Because most patients present with advanced disease, many of them also have deteriorating performance status due to the loss of appetite and weight. Performance status is a key component in determining which therapy can be tolerated by the patient. All 3 organizations recommend 5-fluorouracil (5FU), leucovorin (folinic acid; LV), irinotecan, and oxaliplatin (FOLFIRINOX) or nab-

paclitaxel/GEM in patients with Eastern Cooperative Oncology Group (ECOG) performance status (PS) 0-1 (Table 2).7,10,11 For patients with PS 2, single-agent GEM remains the preferred option by all 3 groups. Single-agent GEM is additionally listed by ESMO as an option for patients with bilirubin levels greater than 1.5 times the upper limit of normal (ULN).10 At PS 3-4, all groups recommend palliative care, although the NCCN and ASCO recommend single-agent GEM for select patients.

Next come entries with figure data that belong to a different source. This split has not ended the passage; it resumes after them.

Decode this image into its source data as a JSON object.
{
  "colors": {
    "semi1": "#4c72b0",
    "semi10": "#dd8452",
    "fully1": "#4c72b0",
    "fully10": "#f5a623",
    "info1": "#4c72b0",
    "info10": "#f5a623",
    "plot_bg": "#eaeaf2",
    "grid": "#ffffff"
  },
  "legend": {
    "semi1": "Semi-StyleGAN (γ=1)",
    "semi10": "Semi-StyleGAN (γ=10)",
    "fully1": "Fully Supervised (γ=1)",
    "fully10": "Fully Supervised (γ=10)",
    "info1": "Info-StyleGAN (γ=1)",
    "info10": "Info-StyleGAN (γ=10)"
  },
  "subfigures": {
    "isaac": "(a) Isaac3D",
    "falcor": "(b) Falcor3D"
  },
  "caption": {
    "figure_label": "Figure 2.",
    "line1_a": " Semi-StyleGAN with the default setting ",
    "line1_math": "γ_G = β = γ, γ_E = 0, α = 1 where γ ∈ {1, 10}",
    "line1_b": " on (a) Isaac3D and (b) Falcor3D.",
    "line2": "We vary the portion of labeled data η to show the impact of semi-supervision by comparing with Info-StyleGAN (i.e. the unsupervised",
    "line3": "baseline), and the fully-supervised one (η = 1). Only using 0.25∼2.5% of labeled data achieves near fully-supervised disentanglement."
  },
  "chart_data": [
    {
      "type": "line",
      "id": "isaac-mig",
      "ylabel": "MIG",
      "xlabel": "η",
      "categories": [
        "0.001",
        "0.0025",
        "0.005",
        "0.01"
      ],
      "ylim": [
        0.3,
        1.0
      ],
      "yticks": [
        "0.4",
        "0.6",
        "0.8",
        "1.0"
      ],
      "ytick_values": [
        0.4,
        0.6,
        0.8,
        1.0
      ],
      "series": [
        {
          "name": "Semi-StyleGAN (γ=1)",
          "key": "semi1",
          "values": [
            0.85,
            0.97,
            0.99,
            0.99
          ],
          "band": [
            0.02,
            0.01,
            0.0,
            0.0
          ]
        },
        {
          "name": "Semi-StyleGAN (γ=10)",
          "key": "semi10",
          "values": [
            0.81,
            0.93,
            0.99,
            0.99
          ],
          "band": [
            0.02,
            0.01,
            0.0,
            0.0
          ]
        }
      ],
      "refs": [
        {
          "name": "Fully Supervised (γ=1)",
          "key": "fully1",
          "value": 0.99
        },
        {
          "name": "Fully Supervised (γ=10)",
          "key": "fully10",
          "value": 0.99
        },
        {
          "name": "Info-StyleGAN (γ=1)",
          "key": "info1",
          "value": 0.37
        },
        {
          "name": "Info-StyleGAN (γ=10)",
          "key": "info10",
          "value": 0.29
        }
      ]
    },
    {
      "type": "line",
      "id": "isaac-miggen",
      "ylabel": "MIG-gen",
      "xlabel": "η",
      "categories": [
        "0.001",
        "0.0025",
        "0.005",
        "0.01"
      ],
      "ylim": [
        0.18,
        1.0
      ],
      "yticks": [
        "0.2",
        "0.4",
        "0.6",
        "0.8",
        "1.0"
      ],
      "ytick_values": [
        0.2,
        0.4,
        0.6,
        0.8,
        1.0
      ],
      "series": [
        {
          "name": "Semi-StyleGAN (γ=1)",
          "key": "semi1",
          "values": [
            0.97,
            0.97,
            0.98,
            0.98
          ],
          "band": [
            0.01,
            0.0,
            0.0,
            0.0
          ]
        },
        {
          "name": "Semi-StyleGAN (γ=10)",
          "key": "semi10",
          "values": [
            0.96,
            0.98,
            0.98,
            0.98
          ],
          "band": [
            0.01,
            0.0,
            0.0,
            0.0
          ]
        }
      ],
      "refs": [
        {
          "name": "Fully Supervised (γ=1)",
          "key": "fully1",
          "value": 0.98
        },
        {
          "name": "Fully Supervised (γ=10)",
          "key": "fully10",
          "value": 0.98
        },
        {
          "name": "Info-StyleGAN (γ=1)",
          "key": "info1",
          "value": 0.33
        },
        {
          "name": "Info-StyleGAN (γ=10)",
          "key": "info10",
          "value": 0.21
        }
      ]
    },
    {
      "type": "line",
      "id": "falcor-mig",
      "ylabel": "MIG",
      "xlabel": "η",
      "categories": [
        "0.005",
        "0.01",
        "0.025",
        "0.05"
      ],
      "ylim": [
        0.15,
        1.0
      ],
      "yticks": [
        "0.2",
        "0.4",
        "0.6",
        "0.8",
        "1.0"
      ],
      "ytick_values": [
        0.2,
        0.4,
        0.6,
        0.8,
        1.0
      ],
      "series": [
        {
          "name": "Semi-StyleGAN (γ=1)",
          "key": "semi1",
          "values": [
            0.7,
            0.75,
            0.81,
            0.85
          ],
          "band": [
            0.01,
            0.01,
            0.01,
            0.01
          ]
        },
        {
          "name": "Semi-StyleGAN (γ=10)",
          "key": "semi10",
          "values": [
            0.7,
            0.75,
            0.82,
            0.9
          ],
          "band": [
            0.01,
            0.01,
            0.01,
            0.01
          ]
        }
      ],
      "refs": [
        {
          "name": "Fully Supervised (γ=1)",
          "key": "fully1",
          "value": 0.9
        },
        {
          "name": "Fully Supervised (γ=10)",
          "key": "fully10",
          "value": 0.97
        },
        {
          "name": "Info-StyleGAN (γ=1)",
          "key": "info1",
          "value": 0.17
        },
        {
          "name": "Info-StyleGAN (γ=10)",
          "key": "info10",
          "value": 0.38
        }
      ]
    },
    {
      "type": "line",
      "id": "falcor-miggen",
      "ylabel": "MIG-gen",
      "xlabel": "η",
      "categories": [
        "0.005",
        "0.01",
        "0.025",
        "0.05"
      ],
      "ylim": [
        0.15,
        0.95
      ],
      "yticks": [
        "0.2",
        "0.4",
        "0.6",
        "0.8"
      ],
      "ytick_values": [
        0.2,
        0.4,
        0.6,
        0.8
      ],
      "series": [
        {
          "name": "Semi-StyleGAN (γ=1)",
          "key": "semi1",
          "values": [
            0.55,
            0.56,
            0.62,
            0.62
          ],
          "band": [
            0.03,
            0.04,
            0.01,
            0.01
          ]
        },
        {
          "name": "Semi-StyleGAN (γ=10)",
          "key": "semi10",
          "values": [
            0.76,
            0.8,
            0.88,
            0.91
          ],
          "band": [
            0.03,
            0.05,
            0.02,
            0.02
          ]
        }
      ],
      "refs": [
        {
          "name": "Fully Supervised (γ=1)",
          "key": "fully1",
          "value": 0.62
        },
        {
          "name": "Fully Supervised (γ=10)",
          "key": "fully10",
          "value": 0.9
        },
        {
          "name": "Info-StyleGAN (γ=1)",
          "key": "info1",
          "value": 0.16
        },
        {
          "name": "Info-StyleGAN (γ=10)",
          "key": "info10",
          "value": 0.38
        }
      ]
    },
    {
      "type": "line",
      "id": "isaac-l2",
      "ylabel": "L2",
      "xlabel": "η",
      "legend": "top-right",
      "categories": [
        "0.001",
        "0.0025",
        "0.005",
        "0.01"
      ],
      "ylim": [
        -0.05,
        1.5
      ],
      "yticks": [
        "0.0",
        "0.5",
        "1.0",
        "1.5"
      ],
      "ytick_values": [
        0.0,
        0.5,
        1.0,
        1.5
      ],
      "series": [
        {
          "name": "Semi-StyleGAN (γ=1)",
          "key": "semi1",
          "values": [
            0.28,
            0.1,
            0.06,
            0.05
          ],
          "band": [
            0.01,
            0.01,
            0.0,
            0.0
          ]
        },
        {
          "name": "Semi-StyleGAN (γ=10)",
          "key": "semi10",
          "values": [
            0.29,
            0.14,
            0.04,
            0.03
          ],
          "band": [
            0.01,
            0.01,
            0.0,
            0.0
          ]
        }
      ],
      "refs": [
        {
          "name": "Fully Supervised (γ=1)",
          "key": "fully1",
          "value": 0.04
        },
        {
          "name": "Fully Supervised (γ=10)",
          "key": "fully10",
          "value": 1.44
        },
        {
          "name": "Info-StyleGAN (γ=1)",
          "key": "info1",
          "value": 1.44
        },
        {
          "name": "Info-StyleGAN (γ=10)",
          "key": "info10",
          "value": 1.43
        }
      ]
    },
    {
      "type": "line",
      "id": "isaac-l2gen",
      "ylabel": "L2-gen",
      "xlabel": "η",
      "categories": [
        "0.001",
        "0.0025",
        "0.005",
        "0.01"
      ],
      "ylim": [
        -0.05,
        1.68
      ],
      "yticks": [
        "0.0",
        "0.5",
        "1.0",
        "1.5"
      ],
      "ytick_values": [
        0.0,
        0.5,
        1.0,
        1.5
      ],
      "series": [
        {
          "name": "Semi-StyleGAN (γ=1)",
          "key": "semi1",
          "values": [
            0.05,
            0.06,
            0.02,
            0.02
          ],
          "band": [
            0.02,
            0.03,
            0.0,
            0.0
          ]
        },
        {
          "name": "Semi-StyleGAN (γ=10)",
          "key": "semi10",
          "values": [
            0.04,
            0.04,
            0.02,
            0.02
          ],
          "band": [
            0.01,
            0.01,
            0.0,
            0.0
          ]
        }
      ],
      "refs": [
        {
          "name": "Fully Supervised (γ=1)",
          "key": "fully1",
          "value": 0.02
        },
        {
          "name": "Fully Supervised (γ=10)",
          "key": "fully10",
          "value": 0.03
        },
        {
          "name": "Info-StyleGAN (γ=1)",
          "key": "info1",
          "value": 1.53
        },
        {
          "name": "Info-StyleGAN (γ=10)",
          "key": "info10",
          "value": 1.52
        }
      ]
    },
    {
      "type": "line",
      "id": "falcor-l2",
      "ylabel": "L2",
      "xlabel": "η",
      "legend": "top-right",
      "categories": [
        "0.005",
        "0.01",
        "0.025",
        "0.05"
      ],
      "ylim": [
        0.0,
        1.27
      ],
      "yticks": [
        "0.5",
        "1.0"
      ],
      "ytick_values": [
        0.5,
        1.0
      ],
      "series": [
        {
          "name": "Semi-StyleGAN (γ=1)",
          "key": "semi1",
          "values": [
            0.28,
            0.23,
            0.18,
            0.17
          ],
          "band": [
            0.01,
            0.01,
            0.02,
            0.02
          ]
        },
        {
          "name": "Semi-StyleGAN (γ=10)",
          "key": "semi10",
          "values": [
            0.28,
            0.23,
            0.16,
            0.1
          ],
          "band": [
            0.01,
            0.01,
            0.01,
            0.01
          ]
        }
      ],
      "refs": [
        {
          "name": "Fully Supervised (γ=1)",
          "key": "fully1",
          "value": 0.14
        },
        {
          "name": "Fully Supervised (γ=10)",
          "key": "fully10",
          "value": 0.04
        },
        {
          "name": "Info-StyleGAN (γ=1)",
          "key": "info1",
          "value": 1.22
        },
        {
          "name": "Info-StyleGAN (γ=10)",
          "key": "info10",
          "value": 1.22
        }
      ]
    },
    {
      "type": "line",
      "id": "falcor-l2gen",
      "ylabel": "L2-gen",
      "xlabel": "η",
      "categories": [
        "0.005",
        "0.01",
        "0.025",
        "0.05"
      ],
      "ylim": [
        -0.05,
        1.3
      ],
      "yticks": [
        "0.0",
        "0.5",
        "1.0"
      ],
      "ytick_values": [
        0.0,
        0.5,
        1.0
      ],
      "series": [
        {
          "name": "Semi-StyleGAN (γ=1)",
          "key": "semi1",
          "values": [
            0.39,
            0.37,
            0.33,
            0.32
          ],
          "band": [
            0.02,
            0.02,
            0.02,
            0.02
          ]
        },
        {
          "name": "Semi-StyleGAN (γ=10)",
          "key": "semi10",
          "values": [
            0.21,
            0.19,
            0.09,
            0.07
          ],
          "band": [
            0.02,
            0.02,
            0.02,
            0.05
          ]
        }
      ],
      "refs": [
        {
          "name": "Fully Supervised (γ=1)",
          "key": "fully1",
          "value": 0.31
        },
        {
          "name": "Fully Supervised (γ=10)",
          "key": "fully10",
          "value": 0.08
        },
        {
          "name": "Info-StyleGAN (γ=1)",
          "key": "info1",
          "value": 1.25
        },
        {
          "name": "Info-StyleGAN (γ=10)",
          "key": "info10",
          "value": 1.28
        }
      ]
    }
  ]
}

Subsequent Lines of Therapy

The preferred regimen for the next line of therapy is whichever regimen was not administered in the first-line setting (ie, FOLFIRINOX if nab-paclitaxel/GEM was administered first, and nab-paclitaxel/GEM if FOLFIRINOX was administered first).7,10,11 After this, the options are severely limited; choice of therapy is mainly dependent on the adverse effect profile of the regimen and the current status of the patient. Single-agent 5FU or capecitabine, 5FU/LV/irinotecan (FOLFIRI), 5FU/LV/liposomal irinotecan, and 5FU/LV/oxaliplatin (FOLFOX) are possibilities. Pembrolizumab is suggested for microsatellite instability–high (MSI-H) tumors, or those tumors with deficiencies in mismatch repair mechanisms (dMMR). Single-agent chemotherapy is usually a last option after exhausting this relatively short list. Beyond this, patients typically receive best supportive care.

Other Treatment Options

Although the standard of care for stage III/IV pancreatic cancer includes regimens of FOLFIRINOX and nab-paclitaxel/GEM, other treatment options are available to patients, particularly, GEM-based regimens. These include GEM/docetaxel/capecitabine (GTX), GEM/oxaliplatin, and GEM/capecitabine.12-16 GEM/erlotinib is used often for patients with endothelial growth factor receptor–positive (EGFR+) tumors, whereas GEM/cisplatin is used for patients with BRCA1/2-mutated tumors.7

Drug Resistance

Pancreatic cancer is characterized by a high resistance to traditional chemotherapies.17,18 Resistance can be intrinsic (de novo) and/or acquired in response to challenge with therapy. The most commonly used agents and regimens have modest clinical benefit and questionable impact on survival. Mechanisms of drug resistance in pancreatic cancer include aberrant gene expression, mutations, deregulation of key signaling pathways, support of stroma cells, presence of dense stroma, and presence of highly resistant stem cells. The effect of these mechanisms is to produce an environment that hinders drug penetration, expels the drug from tumor cells, and overcomes the toxic effects of chemotherapy.